# How to get goats to gain more weight faster?



## CanucksStar-17 (May 3, 2013)

For the first time this year I am planning on showing some goats at the fair. The problem we have right now is that both of the older does we are going to be showing don't have enough weight. The one is a FF and she had her kids three weeks ago, I have been giving her about 3 pounds of grain a day, she still looks really skinny. The other one is a yearling and I wasn't giving her grain, I started giving her grain two days ago she looks pretty good just a little skinnier then I want her. The only problem would be my FF (Cocoa). I will be starting to feed her Alfalfa pellets tonight (I have to pick some up today) but the show is in 2 1/2 months. What do you guys use to help with weight gain? I will try taking a picture of Cocoa when I milk her. 
Any advice would be great, on either weight gain or showing


----------



## moonspinner (Oct 5, 2007)

There are does who becme downright emaciated post-kidding. I have one like that. (assuming yours doesn't have parasites.)
You might try manna-pro. They make a high octane grain to put on weight.


----------



## CanucksStar-17 (May 3, 2013)

This is Cocoa, she is a FF and had her kids about 2-3 weeks ago. Cocoa was the perfect weight before she was pregnant and even for most of the pregnancy. But she got really skinny after she had her kids, she had triplets instead of twins like we thought she would. How much would you guys say she should gain?
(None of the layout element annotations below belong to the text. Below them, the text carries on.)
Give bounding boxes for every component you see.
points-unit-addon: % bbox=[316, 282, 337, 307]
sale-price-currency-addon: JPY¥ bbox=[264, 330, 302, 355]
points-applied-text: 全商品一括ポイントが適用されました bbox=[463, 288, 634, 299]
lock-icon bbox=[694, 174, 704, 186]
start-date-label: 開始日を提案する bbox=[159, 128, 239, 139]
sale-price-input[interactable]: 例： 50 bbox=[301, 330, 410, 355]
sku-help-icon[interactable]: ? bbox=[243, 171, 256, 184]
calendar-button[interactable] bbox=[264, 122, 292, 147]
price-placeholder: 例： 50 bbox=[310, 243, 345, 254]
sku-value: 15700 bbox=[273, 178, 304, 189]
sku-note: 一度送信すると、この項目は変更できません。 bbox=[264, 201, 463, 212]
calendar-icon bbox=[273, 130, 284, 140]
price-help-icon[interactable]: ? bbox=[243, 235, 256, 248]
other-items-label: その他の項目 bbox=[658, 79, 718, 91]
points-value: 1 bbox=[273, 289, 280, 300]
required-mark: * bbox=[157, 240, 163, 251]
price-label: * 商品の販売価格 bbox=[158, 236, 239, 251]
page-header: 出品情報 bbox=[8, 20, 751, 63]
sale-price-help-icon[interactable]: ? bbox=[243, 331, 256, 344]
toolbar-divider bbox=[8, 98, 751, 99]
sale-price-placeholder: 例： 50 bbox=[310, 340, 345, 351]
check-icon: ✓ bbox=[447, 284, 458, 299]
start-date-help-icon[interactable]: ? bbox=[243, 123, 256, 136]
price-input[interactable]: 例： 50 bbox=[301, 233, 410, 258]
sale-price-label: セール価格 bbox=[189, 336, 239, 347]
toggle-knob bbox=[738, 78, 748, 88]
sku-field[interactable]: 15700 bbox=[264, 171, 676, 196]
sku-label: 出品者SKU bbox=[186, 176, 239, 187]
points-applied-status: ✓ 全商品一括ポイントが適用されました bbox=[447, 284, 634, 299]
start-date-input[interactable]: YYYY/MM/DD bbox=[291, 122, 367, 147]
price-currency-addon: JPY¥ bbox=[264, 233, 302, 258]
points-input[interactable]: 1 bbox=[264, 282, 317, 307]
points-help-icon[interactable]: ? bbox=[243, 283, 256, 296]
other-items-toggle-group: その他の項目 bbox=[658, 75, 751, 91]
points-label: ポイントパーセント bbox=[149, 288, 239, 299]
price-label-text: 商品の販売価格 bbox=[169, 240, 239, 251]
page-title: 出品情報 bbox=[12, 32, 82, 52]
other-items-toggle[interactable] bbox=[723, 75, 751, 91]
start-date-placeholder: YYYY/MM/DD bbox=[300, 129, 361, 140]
And this is Sapphire she is the yearling.

Let me know if you want a different angle for the photos.


----------



## lottsagoats1 (Apr 12, 2014)

Have fecals run to check for worms

I have had good luck adding Rice bran meal or Omegatin to their diet. Both are high fat and put weight on the milkers and a glorious shine to their coats.

When showing dairy goats, they don't want to see fat milkers. Fat milkers mean poor milkers


----------